43 thoughts on “Paradise enow

  1. Hi – After recently reading and hugely enjoying WEIT, I subscribed to get the regular newsletter providing links to a great mix of articles and commentary.
    When I read a post on the website, I notice at the bottom of each, further links to related articles that are ‘categorised’ e.g. Book reviews, Accommodationism, Muslims behaving badly.
    But I can’t find the full list of these category headings. I want to browse all the articles in each i.e. to see the full list of Accommodationism posts etc.
    Help!
    Chris (Sussex, UK)

    1. Those links are tags that Jerry has tagged his post with. WordPress doesn’t really do the category thing unfortunately. I don’t think there is a way to reveal all the tags used either.

    1. The legend “cleveland-logan-otis” above the image-only page may suggest locations, but from the presence of coffee (*) cups on the table, I suspect this is in a private home, not an institution.
      The arm chairs, pot plant and cat argue that way, but the cup was the clincher for me.
      (*) Other beverages are available.

        1. True.
          I have to grab myself by the throat and drag myself past such shops. They’re dangerous.
          Cat, coffee and bookshop (Oh, I note the labels on the shelf edges) … hmmm.
          No, can’t be the case. There should be several dessicated corpses scattered around in the armchairs.

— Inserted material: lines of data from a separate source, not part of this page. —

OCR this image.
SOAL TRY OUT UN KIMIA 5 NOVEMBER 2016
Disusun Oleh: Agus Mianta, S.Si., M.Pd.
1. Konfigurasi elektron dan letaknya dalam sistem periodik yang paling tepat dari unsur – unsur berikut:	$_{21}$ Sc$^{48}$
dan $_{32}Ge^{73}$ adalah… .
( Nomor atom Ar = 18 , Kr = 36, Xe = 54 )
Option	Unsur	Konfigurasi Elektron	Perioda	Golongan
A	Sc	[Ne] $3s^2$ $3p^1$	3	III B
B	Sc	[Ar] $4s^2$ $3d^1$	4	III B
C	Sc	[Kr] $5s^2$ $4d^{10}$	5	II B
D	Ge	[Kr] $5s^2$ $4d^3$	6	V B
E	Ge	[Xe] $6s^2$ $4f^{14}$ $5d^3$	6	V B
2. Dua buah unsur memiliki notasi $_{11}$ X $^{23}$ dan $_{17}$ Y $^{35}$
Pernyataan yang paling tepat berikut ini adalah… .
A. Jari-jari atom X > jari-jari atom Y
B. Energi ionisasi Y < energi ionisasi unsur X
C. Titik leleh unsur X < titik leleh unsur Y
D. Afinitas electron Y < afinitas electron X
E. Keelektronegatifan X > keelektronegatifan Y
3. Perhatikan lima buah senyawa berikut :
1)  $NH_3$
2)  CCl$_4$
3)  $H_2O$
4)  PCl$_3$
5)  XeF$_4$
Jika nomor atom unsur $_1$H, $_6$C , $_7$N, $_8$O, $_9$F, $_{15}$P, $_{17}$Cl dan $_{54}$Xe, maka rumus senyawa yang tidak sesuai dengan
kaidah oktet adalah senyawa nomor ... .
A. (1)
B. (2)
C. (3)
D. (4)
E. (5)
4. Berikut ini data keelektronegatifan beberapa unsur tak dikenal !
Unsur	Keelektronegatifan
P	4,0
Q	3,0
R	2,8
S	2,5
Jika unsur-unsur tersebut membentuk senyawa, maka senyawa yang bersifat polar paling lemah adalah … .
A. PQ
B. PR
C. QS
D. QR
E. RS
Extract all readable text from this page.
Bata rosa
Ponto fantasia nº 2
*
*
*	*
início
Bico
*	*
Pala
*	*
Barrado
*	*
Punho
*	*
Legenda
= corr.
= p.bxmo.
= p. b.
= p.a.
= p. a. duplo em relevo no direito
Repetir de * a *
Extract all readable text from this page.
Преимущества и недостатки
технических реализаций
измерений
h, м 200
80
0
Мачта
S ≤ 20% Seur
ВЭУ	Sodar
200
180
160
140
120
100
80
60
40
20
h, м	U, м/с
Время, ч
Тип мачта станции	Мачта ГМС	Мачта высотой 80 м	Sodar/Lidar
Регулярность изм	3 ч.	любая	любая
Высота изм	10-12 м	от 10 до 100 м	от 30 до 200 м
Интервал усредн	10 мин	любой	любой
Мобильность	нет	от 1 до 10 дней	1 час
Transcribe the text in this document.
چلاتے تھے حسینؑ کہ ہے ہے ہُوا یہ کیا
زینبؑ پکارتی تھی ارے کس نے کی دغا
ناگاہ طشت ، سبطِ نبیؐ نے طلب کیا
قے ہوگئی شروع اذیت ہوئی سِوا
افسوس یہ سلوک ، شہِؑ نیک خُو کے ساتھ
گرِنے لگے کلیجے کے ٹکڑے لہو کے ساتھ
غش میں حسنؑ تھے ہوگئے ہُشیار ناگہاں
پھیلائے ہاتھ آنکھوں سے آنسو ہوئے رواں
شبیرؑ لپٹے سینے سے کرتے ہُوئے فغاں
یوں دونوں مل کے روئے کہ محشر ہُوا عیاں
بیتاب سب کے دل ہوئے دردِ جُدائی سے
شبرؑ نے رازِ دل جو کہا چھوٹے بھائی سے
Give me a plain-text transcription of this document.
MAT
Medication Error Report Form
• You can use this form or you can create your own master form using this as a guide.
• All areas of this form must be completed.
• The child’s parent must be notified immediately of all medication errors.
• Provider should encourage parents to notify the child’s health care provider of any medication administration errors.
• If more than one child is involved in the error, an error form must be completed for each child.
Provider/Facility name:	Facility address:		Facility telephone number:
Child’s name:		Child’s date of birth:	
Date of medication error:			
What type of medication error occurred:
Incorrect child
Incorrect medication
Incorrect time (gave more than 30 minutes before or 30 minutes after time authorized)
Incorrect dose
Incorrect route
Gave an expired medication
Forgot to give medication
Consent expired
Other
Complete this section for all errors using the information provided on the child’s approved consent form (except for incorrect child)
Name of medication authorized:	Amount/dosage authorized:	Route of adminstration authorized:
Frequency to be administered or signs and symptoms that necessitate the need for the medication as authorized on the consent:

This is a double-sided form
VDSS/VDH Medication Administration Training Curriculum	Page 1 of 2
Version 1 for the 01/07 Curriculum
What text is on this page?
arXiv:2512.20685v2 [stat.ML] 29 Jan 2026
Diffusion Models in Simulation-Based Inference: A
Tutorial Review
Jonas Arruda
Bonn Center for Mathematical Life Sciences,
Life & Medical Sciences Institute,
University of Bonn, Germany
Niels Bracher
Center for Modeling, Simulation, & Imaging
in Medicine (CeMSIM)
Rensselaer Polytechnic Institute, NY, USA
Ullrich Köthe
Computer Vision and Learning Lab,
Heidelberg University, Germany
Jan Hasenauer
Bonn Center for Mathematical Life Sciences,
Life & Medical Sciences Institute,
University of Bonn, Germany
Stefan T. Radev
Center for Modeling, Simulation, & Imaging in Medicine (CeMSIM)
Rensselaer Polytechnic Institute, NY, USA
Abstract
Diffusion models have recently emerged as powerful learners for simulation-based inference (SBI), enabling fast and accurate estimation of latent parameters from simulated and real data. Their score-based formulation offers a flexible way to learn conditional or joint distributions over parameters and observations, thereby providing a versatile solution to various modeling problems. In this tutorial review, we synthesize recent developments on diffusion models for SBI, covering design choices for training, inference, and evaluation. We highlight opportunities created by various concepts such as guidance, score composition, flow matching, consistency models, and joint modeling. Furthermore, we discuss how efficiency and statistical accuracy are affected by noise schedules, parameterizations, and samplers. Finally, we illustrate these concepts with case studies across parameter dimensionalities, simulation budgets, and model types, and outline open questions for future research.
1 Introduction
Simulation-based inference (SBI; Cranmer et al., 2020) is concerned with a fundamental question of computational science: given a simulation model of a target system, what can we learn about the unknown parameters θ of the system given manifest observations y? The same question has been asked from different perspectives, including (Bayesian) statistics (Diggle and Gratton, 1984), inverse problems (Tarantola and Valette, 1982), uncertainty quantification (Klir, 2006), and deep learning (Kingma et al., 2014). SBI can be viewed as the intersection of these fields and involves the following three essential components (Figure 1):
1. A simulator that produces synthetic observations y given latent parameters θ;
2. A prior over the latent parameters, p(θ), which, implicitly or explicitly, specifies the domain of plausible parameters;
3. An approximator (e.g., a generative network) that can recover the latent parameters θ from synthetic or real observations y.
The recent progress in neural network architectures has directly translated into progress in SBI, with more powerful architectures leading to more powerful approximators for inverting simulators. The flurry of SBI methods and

  2. Ha! That looks like my house. 14 bookcases downstairs, 7 upstairs, and 2 cats ruling the kingdom.

  3. I wish my house had built in bookshelves. I want to finish the basement and make a library. I have a friend who reads a lot and her husband says that they are going to need a bigger house to accommodate her habit. 🙂

    1. That’s why I bought a Kindle (though now I read on my iPad mostly). Cheaper than more bookshelves.

      1. I have lots of electronic books as well – also audiobooks. Now that Amazon owns Audible, you can get a discount on the Kindle file & sync between the two.

        Sometimes I like the nice new bound edition and sometimes I just can’t resist a book sale. There are some books where I have an audio, electronic, and hard copy.

  4. I’m going to say bookshop. I’ve seen all of the features of this picture – books, cats, comfy chairs, coffee cups – in one bookshop or another, although admittedly not all of them in a single shop. (Outside of the furniture and coffee, but including the cat, this is very reminiscent of an antiquarian bookshop I used to frequent in Portland, Maine.) And it looks to me like there are a commercial-style trash can in the corner, a book propped up in the window, facing out, and labels on the shelving, which seem inconsistent with a private home.

    1. “…a commercial-style trash can in the corner…”

      Ha ha, I’d been seeing that as a kitty condo.

          1. Whyever are they called jars anyway? Better shut up or Matt will be asking us to spot them again…

          2. An interesting question, though, which Wikipedia and my dictionary (NOAD) doesn’t answer. “Night” because there crepuscular; “jar” … maybe because they have (according to NOAD) a chirring call: “night-chir” → “nightjar”?

            /@

    1. Yes, very considerate of them to provide a ladder so the cat can knock books off the top shelf.

  5. Sorry this is so late. I know it isn’t, but the room *looks* a lot like one of the rooms at the Iliad bookstore in North Hollywood.

    And this, from James K. Morrow’s Only Begotten Daughter:

    “Pop, do we have heaven?” he’d asked on the day he discovered the (dead) cat.

    “You want to know a Jew’s idea of heaven?” his father had replied, looking up from his Maimonides. “It’s an endless succession of long winter nights on which we get paid a fair wage to sit in a warm room and read all the books ever written…Not just the famous ones, no, every book, the stuff nobody gets around to reading, forgotten plays, novels by people you never heard of. However, I profoundly doubt such a place exists.”